Storia delle regioni, dall’Impero romano ad oggi
Come si è visto, le regioni oggi godono di poteri non indifferenti, ma non è stato sempre così. Il primo a dividere in regioni quello che attualmente è il territorio italiano fu nel 7 d.C. l’imperatore Augusto, che ripartì l’odierno suolo nazionale in undici zone. Tale ripartizione non aveva alcuno scopo amministrativo né politico, piuttosto era utile per i censimenti e la riscossione delle tasse, e le regioni create da Augusto non avevano poteri sui territori che rappresentavano. Fu poco dopo la nascita del Regno d’Italia che si iniziò a sentire il bisogno di una configurazione simile a quella di oggi. Il medico e statistico Piero Maestri, fondatore nel 1863 dell’annuario statistico italiano, suddivise il territorio del Regno in compartimenti statistici per il primo censimento. Le intenzioni iniziali erano quelle di dare vita ad enti intermedi per il controllo della nazione, tuttavia i compartimenti continuarono a risultare privi di poteri politici, e furono utili soltanto a fini statistici. Nel 1912, sotto il governo Giolitti, i compartimenti ideati da Maestri presero il nome di regioni.

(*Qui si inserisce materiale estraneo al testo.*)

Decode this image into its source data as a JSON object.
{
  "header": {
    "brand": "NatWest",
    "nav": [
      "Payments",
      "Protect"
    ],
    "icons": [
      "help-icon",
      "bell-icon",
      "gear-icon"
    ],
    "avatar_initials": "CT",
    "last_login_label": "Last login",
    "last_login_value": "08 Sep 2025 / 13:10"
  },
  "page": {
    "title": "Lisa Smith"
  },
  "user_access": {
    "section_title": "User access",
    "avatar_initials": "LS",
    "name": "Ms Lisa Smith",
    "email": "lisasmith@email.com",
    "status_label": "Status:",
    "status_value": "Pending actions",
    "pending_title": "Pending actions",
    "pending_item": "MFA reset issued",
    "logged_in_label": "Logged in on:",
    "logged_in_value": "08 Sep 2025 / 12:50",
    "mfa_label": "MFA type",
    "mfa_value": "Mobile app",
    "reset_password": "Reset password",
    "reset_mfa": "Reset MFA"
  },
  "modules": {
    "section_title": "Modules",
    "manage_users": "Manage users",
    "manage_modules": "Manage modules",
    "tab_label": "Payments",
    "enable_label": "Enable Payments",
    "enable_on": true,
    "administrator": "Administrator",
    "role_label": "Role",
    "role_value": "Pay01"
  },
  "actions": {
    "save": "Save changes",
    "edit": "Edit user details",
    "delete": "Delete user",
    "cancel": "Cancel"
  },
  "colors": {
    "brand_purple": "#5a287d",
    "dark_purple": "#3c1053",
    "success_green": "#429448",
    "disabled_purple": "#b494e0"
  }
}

Ma fu la Costituzione della Repubblica italiana, entrata in vigore il 1° gennaio 1948, a sancire l’ingresso delle regioni nell’ordinamento giuridico del nostro Paese: l’articolo 114 e l’articolo 115, appartenenti entrambi al Titolo V, stabilivano uno la ripartizione della Repubblica in regioni, province e comuni (in precedenza soltanto province e comuni), e l’altro la costituzione in enti autonomi delle regioni, che ora erano per la prima volta dotate di propri poteri e funzioni (stabiliti dalla Costituzione stessa).
Anche se la Costituzione sulla carta conferiva poteri alle regioni, si dovette attendere il 1970 per vedere funzionare queste ultime: l’adozione delle prime leggi per l’elezione dei consigli regionali (fondamentali per l’efficienza di questi organi) avvenne nel 1968; l’attribuzione alle regioni di competenze legislative e amministrative due anni più tardi.
Fu comunque lo Stato a detenere la maggior parte dei poteri sulle questioni regionali fino al 1997, quando venne approvata la prima delle cosiddette “Leggi Bassanini”, che assegnarono alle regioni e agli enti locali tutte le funzioni amministrative riguardanti gli interessi dei territori in questione. Negli anni immediatamente successivi vennero ampliati ulteriormente i poteri conferiti alle regioni, in questi casi per mezzo di modifiche alla Costituzione: ad esempio, nel 1999 una riforma modificò lo statuto regionale da legge dello Stato a legge regionale, e fu concessa inoltre libera forma di governo regionale (prima era stabilita dalla Costituzione); nel 2001 vi fu la sopra citata modifica del Titolo V, sottoposta anche a referendum (primo referendum confermativo della storia d’Italia).
La situazione si sarebbe potuta ulteriormente modificare con il corposo referendum costituzionale del 2006, che in tema di regioni proponeva, fra le altre cose, la devoluzione agli enti regionali della potestà legislativa esclusiva in diverse materie (organizzazione scolastica, assistenza e l’organizzazione sanitaria, polizia amministrativa regionale e locale), ma la vittoria del “no” ha fatto sì che ad oggi permanga ancora la configurazione stabilita nel 2001.